NASA's Opportunity rover sent back new images from Mars showing that small spheres previously found on the surface also exist below, in a trench the rover dug. Hints of salty water were also found in the trench, but much more analysis is needed to learn the true composition.

Meanwhile Opportunity's twin rover, Spirit, is about to dig a trench of its own in order to investigate soil that sticks to its wheels, suggesting the fine-grained material might be moist.

In a press conference today, officials said the soil at both locations could contain small amounts of water mixed with salt in a brine that can exist in liquid form at very low temperatures...Water is the main thing scientists are searching for at Mars, because all life as we know it requires liquid water...

www.space.com...



AM: In the corner of the Pancam image, where the airbag appears to have scraped along the ground, there's a rock - I think it's a rock - that Steve Squyres said looked "mud-like."

NC (Nathalie Cabrol): We all said that. When we looked at that we said, It's mud-like. But that's just looking at a picture. We still don't know its composition. The thing is that this material seems to be cohesive, to look like mud. It's going to be very interesting to find out its composition.

I'm thrilled because when you look at it, you can see a patch that has been removed by the scraping. It has been flipped over, but it's still sticking to the rock. This is probably something we haven't seen anywhere else on Mars, and it's going to be really interesting to look at it more closely.

Is there any moisture in this? We don't know. Is there some salt, and we're seeing particles sticking together? Once again, we're just in awe, and looking at strange things that look like things we know on Earth. It doesn't mean that they are.

www.astrobio.net...



Can anyone else confirm what I'm looking at? Is it a light and shadow thing or does the top soil undergoe some type of "bleaching"/fading?

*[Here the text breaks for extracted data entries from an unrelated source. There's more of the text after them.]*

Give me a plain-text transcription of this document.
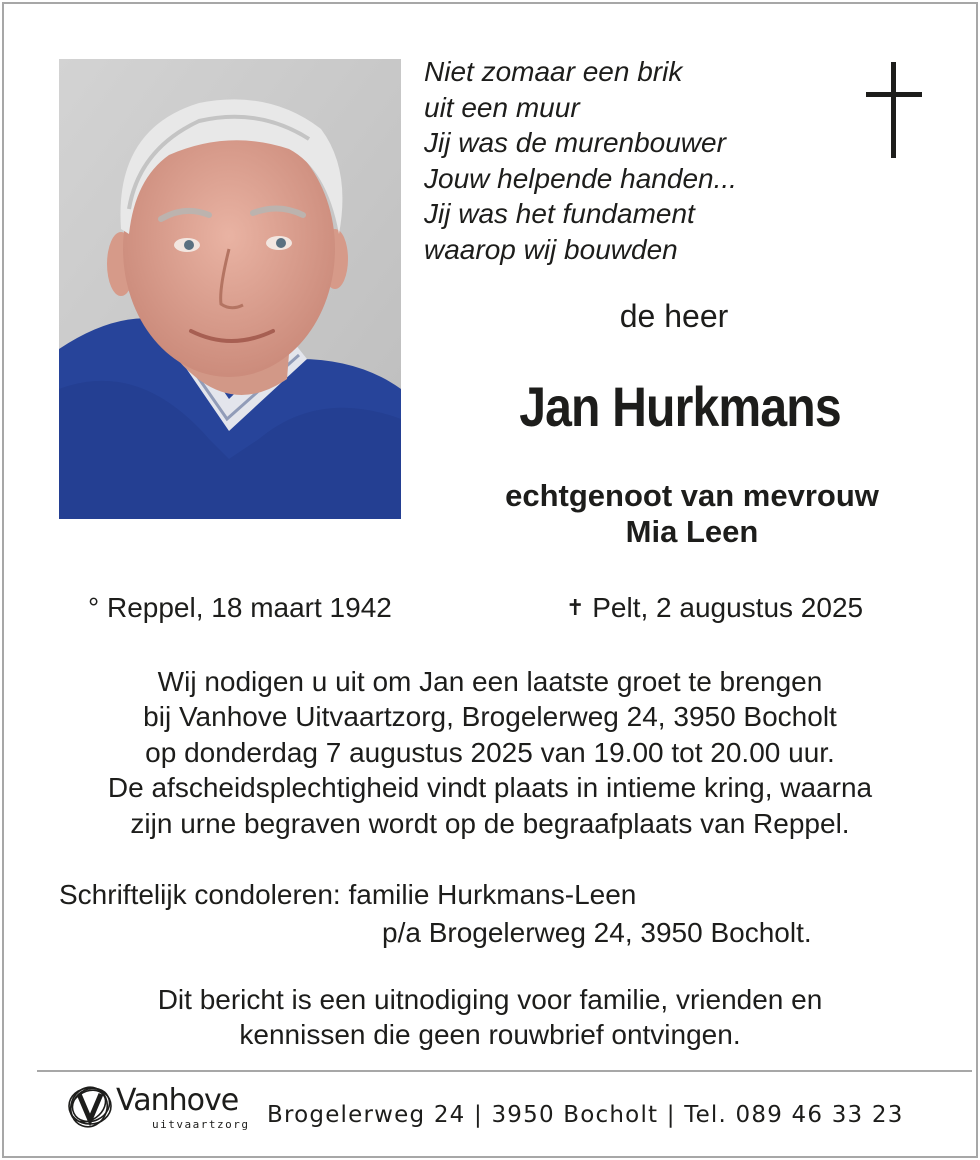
Niet zomaar een brik
uit een muur
Jij was de murenbouwer
Jouw helpende handen...
Jij was het fundament
waarop wij bouwden
de heer
Jan Hurkmans
echtgenoot van mevrouw
Mia Leen
° Reppel, 18 maart 1942	✝ Pelt, 2 augustus 2025
Wij nodigen u uit om Jan een laatste groet te brengen
bij Vanhove Uitvaartzorg, Brogelerweg 24, 3950 Bocholt
op donderdag 7 augustus 2025 van 19.00 tot 20.00 uur.
De afscheidsplechtigheid vindt plaats in intieme kring, waarna
zijn urne begraven wordt op de begraafplaats van Reppel.
Schriftelijk condoleren: familie Hurkmans-Leen
p/a Brogelerweg 24, 3950 Bocholt.
Dit bericht is een uitnodiging voor familie, vrienden en
kennissen die geen rouwbrief ontvingen.
Vanhove
uitvaartzorg Brogelerweg 24 | 3950 Bocholt | Tel. 089 46 33 23
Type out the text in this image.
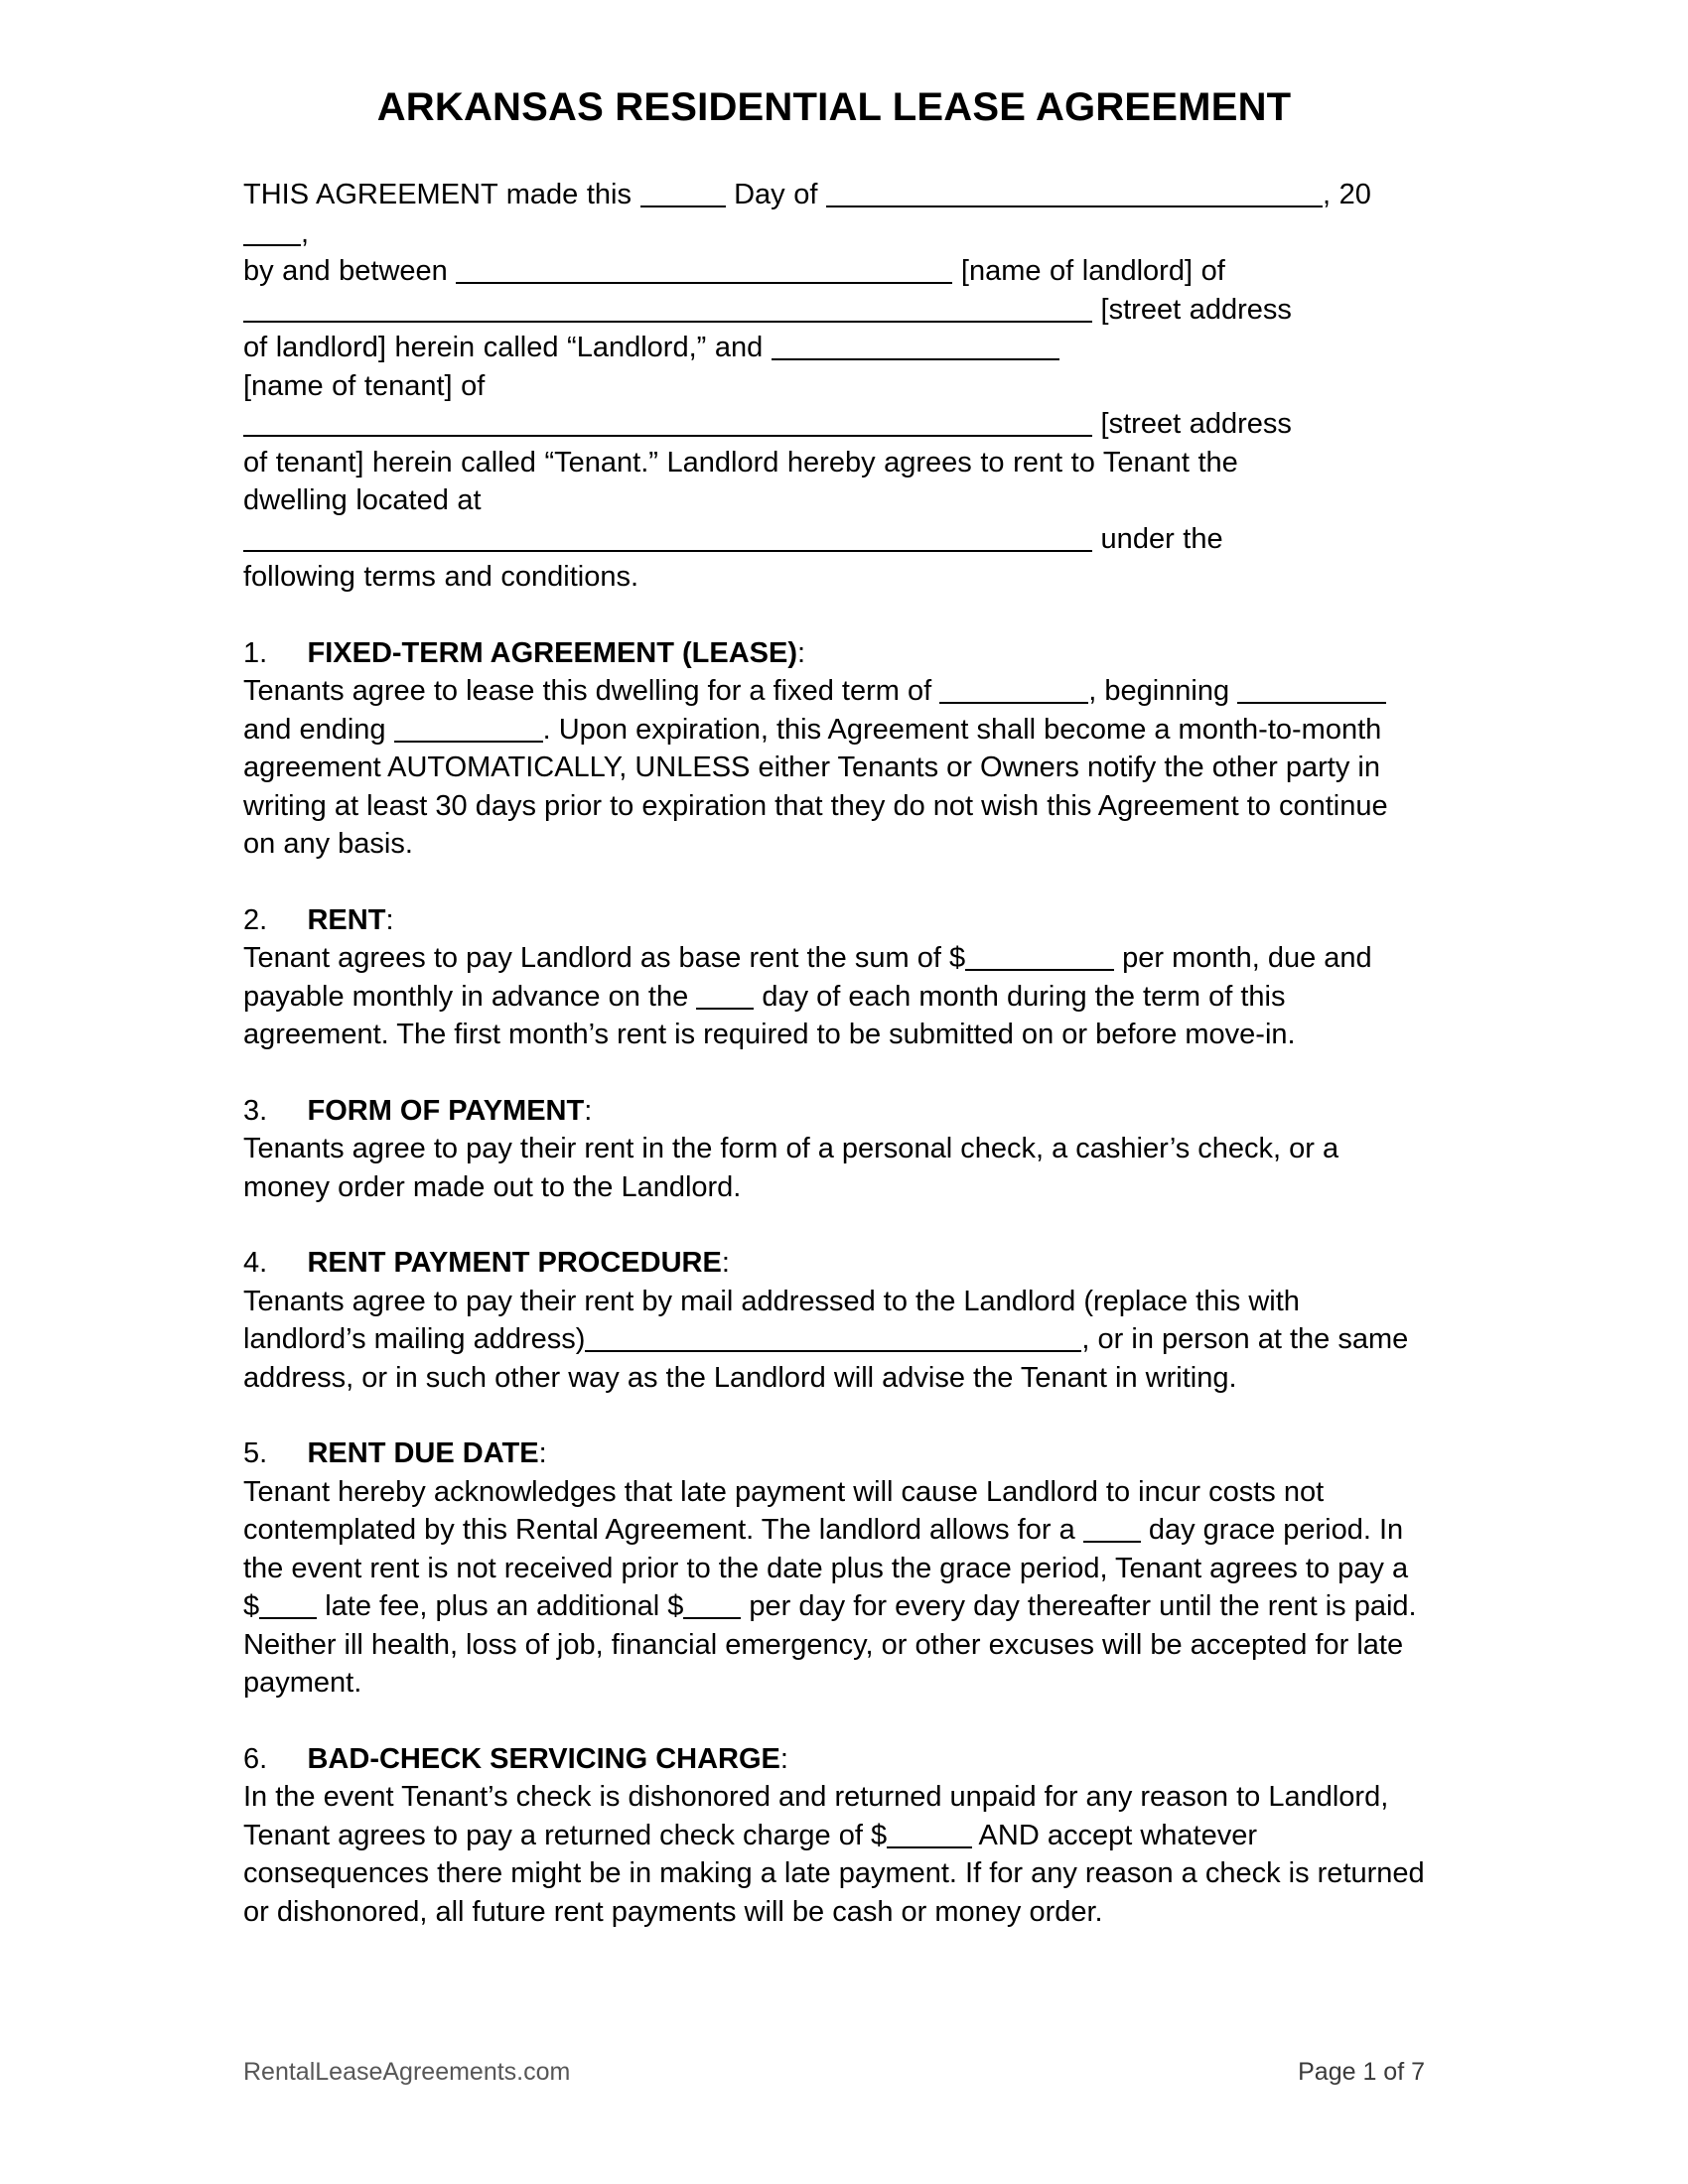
ARKANSAS RESIDENTIAL LEASE AGREEMENT
THIS AGREEMENT made this	Day of	, 20,
by and between	[name of landlord] of
[street address
of landlord] herein called “Landlord,” and
[name of tenant] of
[street address
of tenant] herein called “Tenant.” Landlord hereby agrees to rent to Tenant the
dwelling located at
under the
following terms and conditions.
1. FIXED-TERM AGREEMENT (LEASE):
Tenants agree to lease this dwelling for a fixed term of	, beginning  and ending	. Upon expiration, this Agreement shall become a month-to-month agreement AUTOMATICALLY, UNLESS either Tenants or Owners notify the other party in writing at least 30 days prior to expiration that they do not wish this Agreement to continue on any basis.
2. RENT:
Tenant agrees to pay Landlord as base rent the sum of $	per month, due and payable monthly in advance on the  day of each month during the term of this agreement. The first month’s rent is required to be submitted on or before move-in.
3. FORM OF PAYMENT:
Tenants agree to pay their rent in the form of a personal check, a cashier’s check, or a money order made out to the Landlord.
4. RENT PAYMENT PROCEDURE:
Tenants agree to pay their rent by mail addressed to the Landlord (replace this with landlord’s mailing address)	, or in person at the same address, or in such other way as the Landlord will advise the Tenant in writing.
5. RENT DUE DATE:
Tenant hereby acknowledges that late payment will cause Landlord to incur costs not contemplated by this Rental Agreement. The landlord allows for a  day grace period. In the event rent is not received prior to the date plus the grace period, Tenant agrees to pay a $ late fee, plus an additional $ per day for every day thereafter until the rent is paid. Neither ill health, loss of job, financial emergency, or other excuses will be accepted for late payment.
6. BAD-CHECK SERVICING CHARGE:
In the event Tenant’s check is dishonored and returned unpaid for any reason to Landlord, Tenant agrees to pay a returned check charge of $	AND accept whatever consequences there might be in making a late payment. If for any reason a check is returned or dishonored, all future rent payments will be cash or money order.
RentalLeaseAgreements.com	Page 1 of 7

So as you can see they see it but are doing their damnest not to 'presume' that it might in fact be exactly what it looks like. This is the type of science that gets done , or in fact not done, these days and it's no surprise that 'we' 'officially' still don't know if there is life on Mars THIRTY YEARS after they first sent test equipment. At this rate of 'exploration' i would be dead and buried before they 'officially' admitted the blatantly obvious!